Koulibaly ed Afolabi, due esperienze totalmente agli antipodi. Con Zeman non andò benissimo.

“Non parlava molto, sicuramente fumava assai (ride, ndr). Era un tipo molto quieto e calmo, ma gli riusciva difficile relazionarmi con me: io parlavo inglese e francese, lui solo l’italiano. Escludendo gli allenamenti, faccia a faccia non abbiamo parlato. È stata una delle cause maggiori della mia frustrazione, soffrivo il fatto che non ci fosse nessuno che potesse supportarmi all’interno dello staff”

Neppure a Zeman andò bene, dopo sei partite venne esonerato.

“Volevo andare via ancora prima ancora che arrivasse Mondonico, mentalmente ero un fantasma. Quando arrivò, in quel momento il calcio non faceva più parte della mia mente. Non ero depresso, sia chiaro, ma mi mancava la possibilità di giocare le partite.

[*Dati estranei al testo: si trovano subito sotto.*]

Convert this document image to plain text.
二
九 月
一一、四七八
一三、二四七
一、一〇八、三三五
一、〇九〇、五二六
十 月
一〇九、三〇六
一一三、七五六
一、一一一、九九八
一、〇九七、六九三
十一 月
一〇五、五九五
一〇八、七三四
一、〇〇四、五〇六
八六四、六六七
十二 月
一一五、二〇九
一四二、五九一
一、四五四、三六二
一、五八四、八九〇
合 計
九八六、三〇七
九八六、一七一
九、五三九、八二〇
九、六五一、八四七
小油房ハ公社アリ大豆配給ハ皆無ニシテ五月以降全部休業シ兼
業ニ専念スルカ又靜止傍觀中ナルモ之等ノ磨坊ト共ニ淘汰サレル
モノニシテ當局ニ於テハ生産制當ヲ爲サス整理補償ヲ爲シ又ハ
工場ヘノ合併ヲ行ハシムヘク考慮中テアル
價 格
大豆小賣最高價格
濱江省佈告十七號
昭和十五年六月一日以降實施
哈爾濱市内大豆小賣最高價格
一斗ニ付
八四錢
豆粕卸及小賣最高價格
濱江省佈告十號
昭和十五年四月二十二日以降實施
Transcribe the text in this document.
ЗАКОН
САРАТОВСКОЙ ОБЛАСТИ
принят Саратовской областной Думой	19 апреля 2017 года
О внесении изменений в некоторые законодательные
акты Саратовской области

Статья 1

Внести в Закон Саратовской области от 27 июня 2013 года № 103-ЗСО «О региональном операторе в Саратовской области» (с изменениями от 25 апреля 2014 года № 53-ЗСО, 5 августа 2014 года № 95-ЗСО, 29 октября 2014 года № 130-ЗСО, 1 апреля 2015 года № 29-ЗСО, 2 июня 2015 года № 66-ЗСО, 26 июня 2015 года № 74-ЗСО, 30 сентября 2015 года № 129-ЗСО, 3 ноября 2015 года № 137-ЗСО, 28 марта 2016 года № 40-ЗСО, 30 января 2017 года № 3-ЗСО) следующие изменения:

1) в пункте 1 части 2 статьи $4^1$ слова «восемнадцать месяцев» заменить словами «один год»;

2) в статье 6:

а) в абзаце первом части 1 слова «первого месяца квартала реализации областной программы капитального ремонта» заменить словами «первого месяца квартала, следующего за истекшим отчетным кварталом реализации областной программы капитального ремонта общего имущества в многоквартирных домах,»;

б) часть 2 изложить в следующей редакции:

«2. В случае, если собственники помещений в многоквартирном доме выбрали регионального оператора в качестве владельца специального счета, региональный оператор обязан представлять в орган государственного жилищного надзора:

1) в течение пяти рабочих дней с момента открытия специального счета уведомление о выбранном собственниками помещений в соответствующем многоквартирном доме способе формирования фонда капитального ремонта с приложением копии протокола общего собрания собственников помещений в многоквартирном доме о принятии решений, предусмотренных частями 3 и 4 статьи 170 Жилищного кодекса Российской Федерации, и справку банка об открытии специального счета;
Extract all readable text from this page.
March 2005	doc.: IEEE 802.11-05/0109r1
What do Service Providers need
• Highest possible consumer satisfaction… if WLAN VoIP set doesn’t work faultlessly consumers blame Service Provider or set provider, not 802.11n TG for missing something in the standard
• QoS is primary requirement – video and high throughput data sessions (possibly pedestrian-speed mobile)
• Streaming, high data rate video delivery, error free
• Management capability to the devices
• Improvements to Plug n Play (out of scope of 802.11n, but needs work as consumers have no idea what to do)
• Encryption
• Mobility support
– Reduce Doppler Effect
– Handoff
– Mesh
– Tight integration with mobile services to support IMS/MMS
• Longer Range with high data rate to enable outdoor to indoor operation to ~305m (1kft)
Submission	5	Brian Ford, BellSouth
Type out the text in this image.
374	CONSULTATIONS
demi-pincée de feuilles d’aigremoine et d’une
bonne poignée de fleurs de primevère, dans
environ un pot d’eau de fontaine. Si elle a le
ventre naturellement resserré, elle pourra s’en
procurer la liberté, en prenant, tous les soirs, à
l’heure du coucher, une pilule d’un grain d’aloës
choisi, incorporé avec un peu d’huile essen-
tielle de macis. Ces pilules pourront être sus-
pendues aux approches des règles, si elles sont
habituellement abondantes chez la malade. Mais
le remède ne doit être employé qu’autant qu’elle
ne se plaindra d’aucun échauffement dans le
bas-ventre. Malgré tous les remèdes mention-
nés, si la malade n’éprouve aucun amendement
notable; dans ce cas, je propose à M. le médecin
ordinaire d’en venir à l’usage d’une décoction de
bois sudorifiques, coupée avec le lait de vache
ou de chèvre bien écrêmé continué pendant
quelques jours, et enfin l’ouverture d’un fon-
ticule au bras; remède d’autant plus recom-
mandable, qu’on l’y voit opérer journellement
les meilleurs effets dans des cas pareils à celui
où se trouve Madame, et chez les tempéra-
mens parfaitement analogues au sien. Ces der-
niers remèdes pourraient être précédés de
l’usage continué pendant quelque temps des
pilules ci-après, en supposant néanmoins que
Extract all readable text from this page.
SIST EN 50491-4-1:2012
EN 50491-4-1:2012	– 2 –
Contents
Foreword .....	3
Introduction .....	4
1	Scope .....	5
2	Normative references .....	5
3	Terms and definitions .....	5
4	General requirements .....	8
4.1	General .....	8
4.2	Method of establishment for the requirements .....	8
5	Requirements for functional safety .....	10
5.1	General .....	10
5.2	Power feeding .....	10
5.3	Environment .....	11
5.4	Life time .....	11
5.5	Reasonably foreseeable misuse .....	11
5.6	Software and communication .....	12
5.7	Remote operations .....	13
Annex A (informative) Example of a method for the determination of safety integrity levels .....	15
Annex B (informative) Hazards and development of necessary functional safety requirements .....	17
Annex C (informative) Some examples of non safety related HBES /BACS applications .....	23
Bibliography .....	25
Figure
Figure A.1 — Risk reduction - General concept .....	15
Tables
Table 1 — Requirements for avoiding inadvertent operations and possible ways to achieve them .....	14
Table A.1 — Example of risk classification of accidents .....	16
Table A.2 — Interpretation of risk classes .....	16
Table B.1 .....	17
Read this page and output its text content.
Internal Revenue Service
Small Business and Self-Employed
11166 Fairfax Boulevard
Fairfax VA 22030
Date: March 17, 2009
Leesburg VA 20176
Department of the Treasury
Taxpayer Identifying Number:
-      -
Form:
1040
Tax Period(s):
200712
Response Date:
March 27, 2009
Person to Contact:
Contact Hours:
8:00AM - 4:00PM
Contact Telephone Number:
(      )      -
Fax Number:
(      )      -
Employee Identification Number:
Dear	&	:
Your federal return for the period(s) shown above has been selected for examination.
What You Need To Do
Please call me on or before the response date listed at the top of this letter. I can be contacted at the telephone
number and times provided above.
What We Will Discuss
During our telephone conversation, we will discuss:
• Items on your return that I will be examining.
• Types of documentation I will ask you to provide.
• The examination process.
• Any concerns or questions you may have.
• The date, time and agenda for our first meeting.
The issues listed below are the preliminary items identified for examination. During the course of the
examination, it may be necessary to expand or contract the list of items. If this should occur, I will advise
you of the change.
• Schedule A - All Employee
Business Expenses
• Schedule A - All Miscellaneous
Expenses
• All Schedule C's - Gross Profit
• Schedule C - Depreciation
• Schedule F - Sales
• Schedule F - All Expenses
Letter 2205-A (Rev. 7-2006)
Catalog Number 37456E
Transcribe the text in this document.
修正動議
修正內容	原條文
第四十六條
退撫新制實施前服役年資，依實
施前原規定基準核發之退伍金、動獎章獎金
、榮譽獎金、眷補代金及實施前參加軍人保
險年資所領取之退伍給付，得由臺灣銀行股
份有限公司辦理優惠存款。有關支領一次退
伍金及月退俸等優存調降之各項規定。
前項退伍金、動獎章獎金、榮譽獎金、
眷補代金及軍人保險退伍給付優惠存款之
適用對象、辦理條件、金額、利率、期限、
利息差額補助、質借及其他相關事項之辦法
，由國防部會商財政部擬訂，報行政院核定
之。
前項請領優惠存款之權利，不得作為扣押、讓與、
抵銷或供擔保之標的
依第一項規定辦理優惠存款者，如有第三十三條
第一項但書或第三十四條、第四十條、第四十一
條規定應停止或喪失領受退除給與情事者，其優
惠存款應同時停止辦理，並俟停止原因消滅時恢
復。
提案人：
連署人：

Non ero uno di quelli che erano abituati a stare in panchina: in Belgio giocavo sempre, e quando giochi con continuità non è facile affrontare una situazione opposta”

La Gazzetta dello Sport riportò anni fa una sua dichiarazione passata (“Penso che un pensionato abbia più capacità atletiche di Afolabi”). Tra Zeman e te non scoppiò la scintilla.

“Purtroppo no. Prima di arrivare a Napoli già avevo diverse presenze nelle nazionali giovanili della Nigeria, avevo esperienza anche con la Nazionale maggiore ed avevo giocato per tre anni a buoni livello per lo Standard Liegi. Mi volevano tanti club, e mi ritrovai a Napoli. Mi sembrò tutto così strano: conoscevo il mio valore e lo avevo dimostrato, ma di fronte a me avevo un allenatore che non mi parlava e che non dimostrava alcun interesse nei miei confronti”

Le uniche partite in cui Afolabi scese in campo furono sei amichevoli estive (Inter, un gol segnato contro l’Evancon, Sarre, Valle d’Aosta, Borgosesia, Biellese). Poi solo panchine, sparse qua e là.

“Ero sempre pronto ad entrare in campo, mi capitò anche di andare in panchina a Torino contro la Juventus. Avevo l’ansia di giocare, non avevo pazienza. Ricordavo l’esperienza belga, perciò non mi capacitavo di ciò che stavo vivendo. Non potevo accettarlo, per questo andai via prima ancora che finisse la stagione”

Mettiamola così, allora: Napoli è stato un inciampo nella tua carriera, che poi ti ha visto vincere in Francia ed in Austria, con tanto di convocazione per il Mondiale del 2002. Ed un soprannome, Robocop.

“Quello me lo sono portato dietro per via dei miei movimenti: me lo diede un allenatore delle giovanili, i miei compagni di allora dicevano che giocassi troppo duro”

Un salto di vent’anni: cosa è stato e chi è adesso Rabiu Afolabi?

“Adesso sono in Belgio, chiuso in casa per il lockdown dovuto al Coronavirus. Abito a Bruxelles, ma lavoro con l’Anversa: aiuto la prima squadra dal punto di vista logistico, ma seguo un corso d’allenatore. Non ho il patentino, ma magari in futuro potrei collaborare con il settore giovanile. Sono tornato da poco in Europa, fino al marzo 2019 ero in India”

Durò pochissimo - ceduto durante la sessione invernale - e lasciò poche tracce. Il nome di Rabiu Afolabi forse ai tifosi dirà poco. Ma la maglia del Napoli, in fin dei conti, la vestì anche lui.